You are viewing a plain text version of this content. The canonical link for it is here.
Posted to mapreduce-user@hadoop.apache.org by Ananth Gundabattula <ag...@gmail.com> on 2014/12/14 08:08:01 UTC
Controlling the block placement and the file placement in HDFS writes

Hello All,


I was wondering if the following issues can be solved by extending hdfs
classes with custom implementations if possible.


Here are my requirements :

1. Is there a way to control that all file blocks belonging to a particular
hdfs directory & file go to the same physical datanode ( and their
corresponding replicas as well ? )

2. Is there a way to control the volume that is being used to write a file
block ?


Here are the finer details to give some background for the above two
queries :

We are using Impala engine to analyze our data and to do so we are
generating the files in parquet format using our custom data processing
pipelines. It is ideal that all of the files belonging to the same
partition be processed by the same node ( as we see our queries can be
partitioned by say a key that is common across all queries). In this
regard, we would like to control a given file block in a particular path
always land on the same physical node so that the impala workers that need
to process data for a given query send less data across nodes to manage the
result. Hence the first question.


The second aspect is that our queries are time based and this time window
follows a familiar pattern of old data not being queried much. Hence we
would like to preserve the most recent data in the HDFS cache ( impala is
helping us manage this aspect via their command set ) but we would like the
next recent amount of data chunks to land on an SSD that is present on
every datanode. The remaining set of blocks which are "very old but in
large quantities" would land on spinning disks. The decision to choose a
given volume is based on the file name as we can control the filename that
is being used to generate the file.

Please note that the criteria for both of the above is being based on the
name of the file and not the size of the file.

For the first query, I have looked into BlockPlacementPolicy interface.
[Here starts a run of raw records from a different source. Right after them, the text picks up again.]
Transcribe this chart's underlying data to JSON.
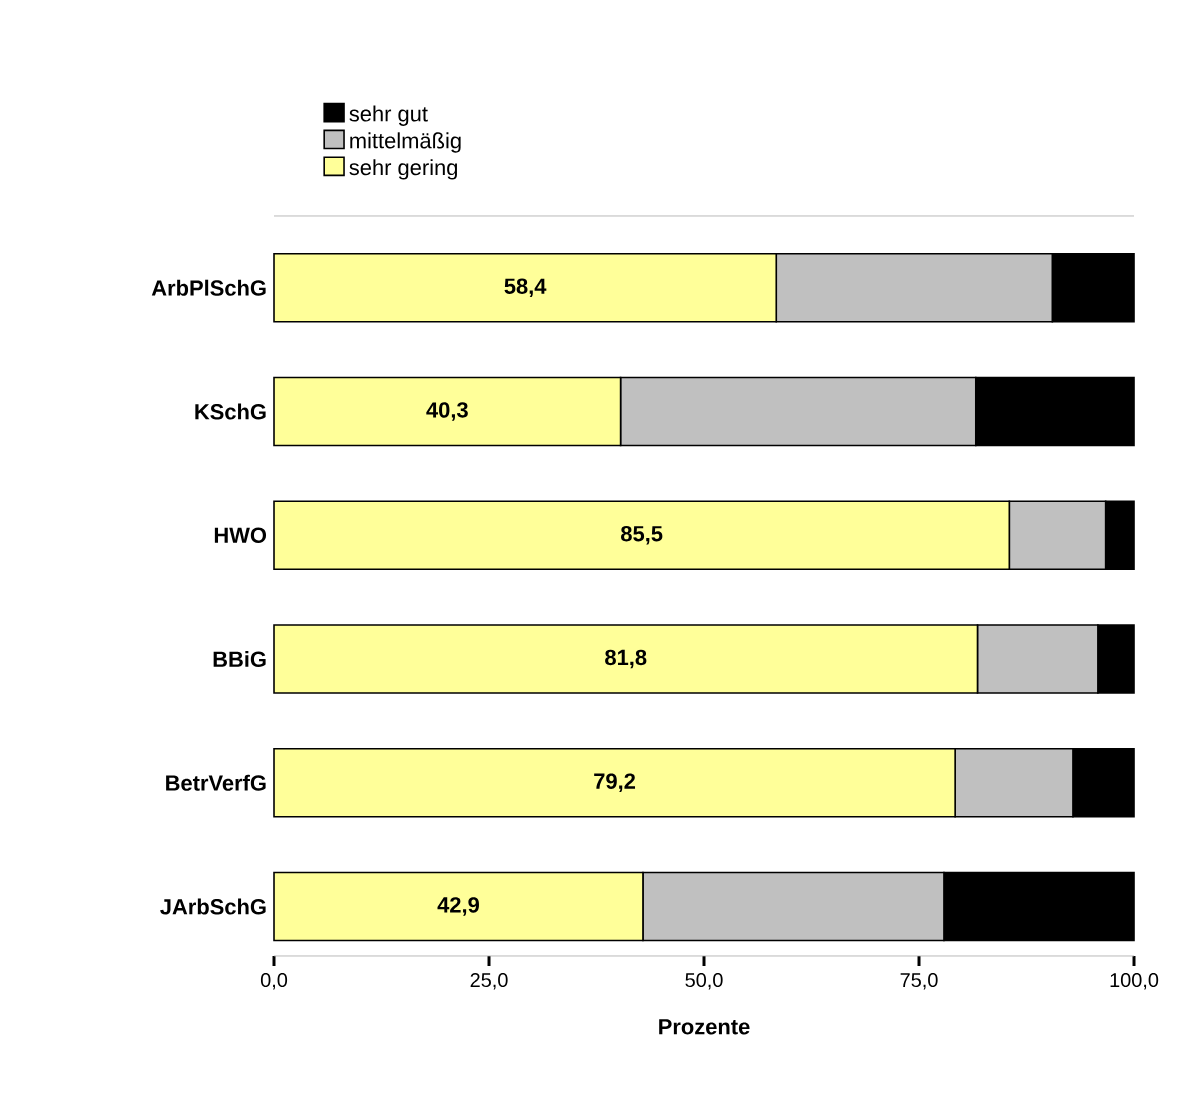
{
  "chart_data": {
    "type": "bar",
    "orientation": "horizontal",
    "stacked": true,
    "categories": [
      "ArbPlSchG",
      "KSchG",
      "HWO",
      "BBiG",
      "BetrVerfG",
      "JArbSchG"
    ],
    "series": [
      {
        "name": "sehr gering",
        "color": "#ffff99",
        "values": [
          58.4,
          40.3,
          85.5,
          81.8,
          79.2,
          42.9
        ],
        "value_labels": [
          "58,4",
          "40,3",
          "85,5",
          "81,8",
          "79,2",
          "42,9"
        ]
      },
      {
        "name": "mittelmäßig",
        "color": "#c0c0c0",
        "values": [
          32.1,
          41.3,
          11.2,
          14.0,
          13.7,
          35.0
        ]
      },
      {
        "name": "sehr gut",
        "color": "#000000",
        "values": [
          9.5,
          18.4,
          3.3,
          4.2,
          7.1,
          22.1
        ]
      }
    ],
    "xlabel": "Prozente",
    "xlim": [
      0,
      100
    ],
    "xticks": [
      {
        "value": 0,
        "label": "0,0"
      },
      {
        "value": 25,
        "label": "25,0"
      },
      {
        "value": 50,
        "label": "50,0"
      },
      {
        "value": 75,
        "label": "75,0"
      },
      {
        "value": 100,
        "label": "100,0"
      }
    ],
    "grid": false,
    "legend": "top"
  }
}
The
method chooseTarget() in the above interface is giving me a list of
DataNodes to choose from and return one of them as the target ? My dilemma
is whether given a path for a directory , will the input
DataNodeDescriptors to the function chooseTarget remain the same for each
invocation to the same directory ? Or is it not something not controlled ?

For the second query, I have looked at the VolumeChoosingPolicy Interface.
On looking at the VolumeChoosingPolicy interface, it looks like the only
handle I get is the list of current volumes and no information about the
incoming file.

Any pointers regarding the above two aspects would be immensely helpful.

Thanks a lot for your time.

Regards,
Ananth